Higher demand changed nature of relationship, argues worker
The Fair Work Commission (FWC) recently dealt with a case involving a dispute between a worker and an employer over the nature of their working relationship. The worker claimed he was an employee who had been unfairly dismissed, while the employer maintained he was an independent contractor.
At the heart of the matter lay a complex web of arrangements that blurred the lines between employment and contracting.
The case highlighted the ongoing challenges in classifying modern working relationships and the importance of clearly defined terms when engaging workers.
The employer in this case was a company that provides sound, lighting, staging, vision, and logistic services for live concerts, festivals, and similar events. They engage both employees and contractors to provide the labour needed for their services.
The worker first engaged with the employer in February 2022. Initially offered casual employment, the worker requested to operate as a contractor instead. This request was made via email to a manager of the employer:
"Hey is it possible to operate as a contractor for powa gigs?"
This email set the stage for their future relationship. The employer agreed, and the worker began invoicing for his services through his own business, which he had been operating prior to his engagement with the employer.
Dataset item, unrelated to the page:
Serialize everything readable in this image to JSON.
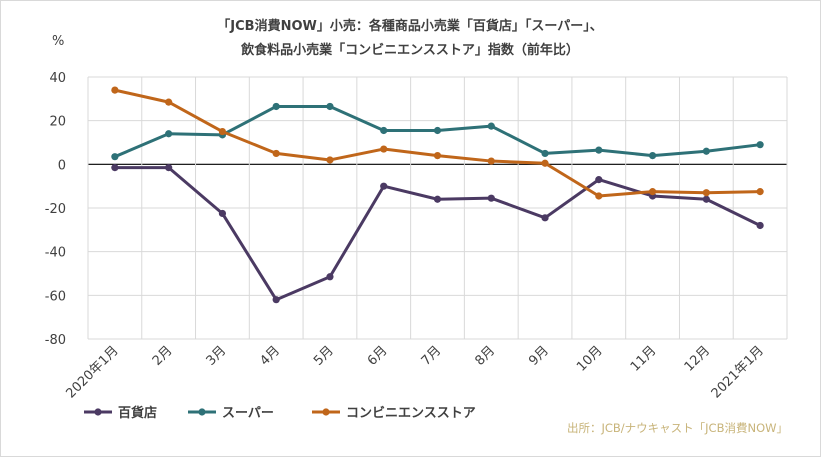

The invoices included descriptions of services provided, such as "TRAVEL/BUMP IN GROUND SUPPORT SERVICES" along with dates and locations.
The worker’s workload included a range of tasks from general labour to more specialised roles. This included loading and unloading trucks, cooking meals, cleaning, stage building, setting up power, and specialised audio and visual equipment setup.
The work was typically associated with "bumping in" and "bumping out" the infrastructure needed for concerts and festivals.
The worker was engaged multiple times throughout 2022 and 2023. According to the employer's records, the worker was engaged five times in 2022, 21 times in 2023, and four times in 2024.
However, these "engagements" often consisted of multiple days of work. In 2023, the worker worked a total of 105 days for the employer.
As 2023 progressed, the frequency of the worker's engagements with the employer increased significantly. The worker argued this shift represented a fundamental change in their relationship, effectively transforming him into an employee.
He claimed he was "offered an ongoing touring position" and was required to be available for "a season". However, the employer disputed this characterisation, maintaining that only the frequency of engagements had changed, not the underlying contractual arrangement.
The employer's director testified that workers were not expected to be available seven days a week, and that work was offered on a job-by-job basis rather than for entire "seasons".
The FWC examined several factors in determining the true nature of the relationship:
1. Control over work: The worker's own evidence suggested he had significant autonomy in how he performed his tasks, though there was some direction from production managers or senior technicians.
2. Ability to work for others: There was no exclusivity clause preventing the worker from taking on other jobs. In fact, the worker maintained other employment throughout his engagement with the employer, including casual work at a convention centre.
3. Tools and equipment: While some were provided by the employer, the worker also used his own tools including a specialised wrench, a shifter, hi-vis vest, and raincoat. He also used his own vehicle and supplied his own phone.
4. Integration into the business: Beyond occasionally wearing a branded polo shirt, there was limited evidence of the worker being presented as part of the employer's organisation.
5. Taxation and remuneration: The worker invoiced for his services, and no PAYG tax was deducted. The worker was responsible for his own taxation arrangements.
The FWC ultimately sided with the employer, concluding that the relationship was one of principal and independent contractor, not employer and employee. The Commissioner emphasised:
"Taking all the factors into account, the correct characterisation of the relationship between the parties is one of principal and independent contractor, not employer and employee. The email from the [worker] seeking he be engaged as such at the outset, and the subsequent conduct of the [employer] in treating the [worker] as a contractor via the taxation and remuneration arrangements are a significant basis for displacing the indicia of an employment contract."
This reasoning highlights the importance of initial agreements and consistent conduct in determining working relationships.
The Commissioner also noted:
"There is overall no significant evidence to suggest that the [worker] was working in the [employer's] business as opposed to his own business. The lack of any contractual right, and the limited evidence of any actual control of the work of the [worker] are not consistent with a characterisation of the relationship as one of employment."
Finally, the Commissioner said:
"As an aside, even if the [worker] was an employee, there is no evidence that he was dismissed by the [employer]. That is if he was in fact a casual employee, and it could not be seriously put that he was anything else, then all that happened was he was not offered work on two assignments."
This highlights the high bar for casual employees to prove dismissal, even if they had been found to be employees in this case. The decision serves as a reminder of the complexities in modern working arrangements and the need for clear communication and consistent practices when engaging contractors or employees.
It also underscores the importance of considering the totality of the relationship, rather than focusing on individual factors in isolation.